Making safety committees work

If utilized well, safety committees and workplace inspections can serve a bigger purpose for your organization than just for regulatory compliance.

This is according to health and safety experts speaking at this year’s Western Conference on Safety in Vancouver last week.

“Worksite inspection isn’t simply to walk around the building from month to month,” said Isabel Krueger, a 22-year veteran health and safety professional and owner of Safety Matters, providing training for safety committees and supervisors.

Workplace inspections serve as an opportunity to talk to workers and find out if there are any ongoing health and safety issues that may not come to light by any other means, Krueger said.

Worksite inspections will also allow the safety committee to confirm whether recommendations from accident investigations are getting implemented.

The key for any safety committees doing workplace inspections is to understand — from the beginning — the purpose of the safety inspection.

“The committee decides the purpose or focus of next month’s inspections,” she said. “We stay focused by determining in advance what it is that we’re going to look for.”

Safety committees can plan to focus on a different task or hazard every inspection. For example, the committee can focus on recurring first aid incidents — where they are happening — watch how people are working, find out what’s causing the injuries and make recommendations to mitigate those risks based on the result of the inspection.

It is important to designate a committee member who will lead a specific inspection, said Krueger. Assign a different lead every inspection because chances are, that leader’s job will not end after the inspection is over. Reports and recommendations would have to be created, and follow-ups to ensure completion will have to be done as well.

Some of the areas that safety committees can focus on every inspections include: physical worksites, including buildings and structures; tools, equipment and machinery, such as ladders, scaffoldings; and work methods and practices, which include proper lifting procedures, ergonomics, equipment maintenance procedures.

A regular inspection checklist is helpful when doing inspection, but the committee would also benefit from having other things handy when planning an inspection, said Krueger, including specific or spot checklist for accident investigation, maps and floor plans, copy of work procedures and recommendations for follow-up.

The safety committee’s role in workplace investigation is vital in preventing future negative incidents, said Tom Lauritzen, former regional prevention manager for WorkSafeBC and now a health and safety consultant at 24/7 Safety.

“Correcting what’s wrong so (these accidents) don’t happen again — that’s what safety committees are all about,” Lauritzen told attendees at the Western Conference on Safety.

According to Lauritzen, under B.C.  laws, an employer is required to undertake an investigation into the cause of any incident that is required to be reported to WorkSafeBC or resulted in an injury to a worker requiring medical treatment.
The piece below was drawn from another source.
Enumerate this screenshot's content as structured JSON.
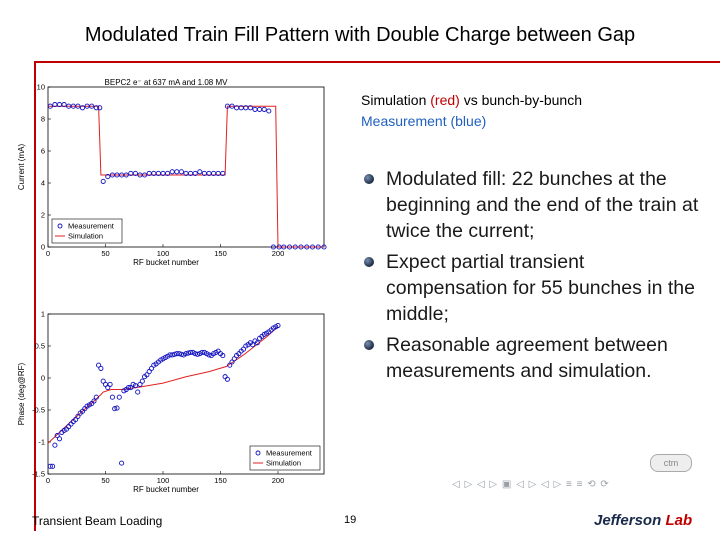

An investigation is also required for any incident that — although it may not have caused injury or caused only a minor injury to a worker — had the potential for causing serious injury to a worker.  

Workplace investigations should not only be triggered by serious accidents resulting in injury, it is also important that safety committees investigate near miss or close call incidents, Lauritzen said.

“Remember the difference between an accident and a near miss is luck and split-second,” he said, adding incident investigations should always be viewed as part of an organization’s accident prevention program.

The safety committee’s role in accident investigations is two-fold, Lauritzen said: participation in the actual investigation process and review of completed investigations at the committee’s monthly meeting for quality control and follow up, if required.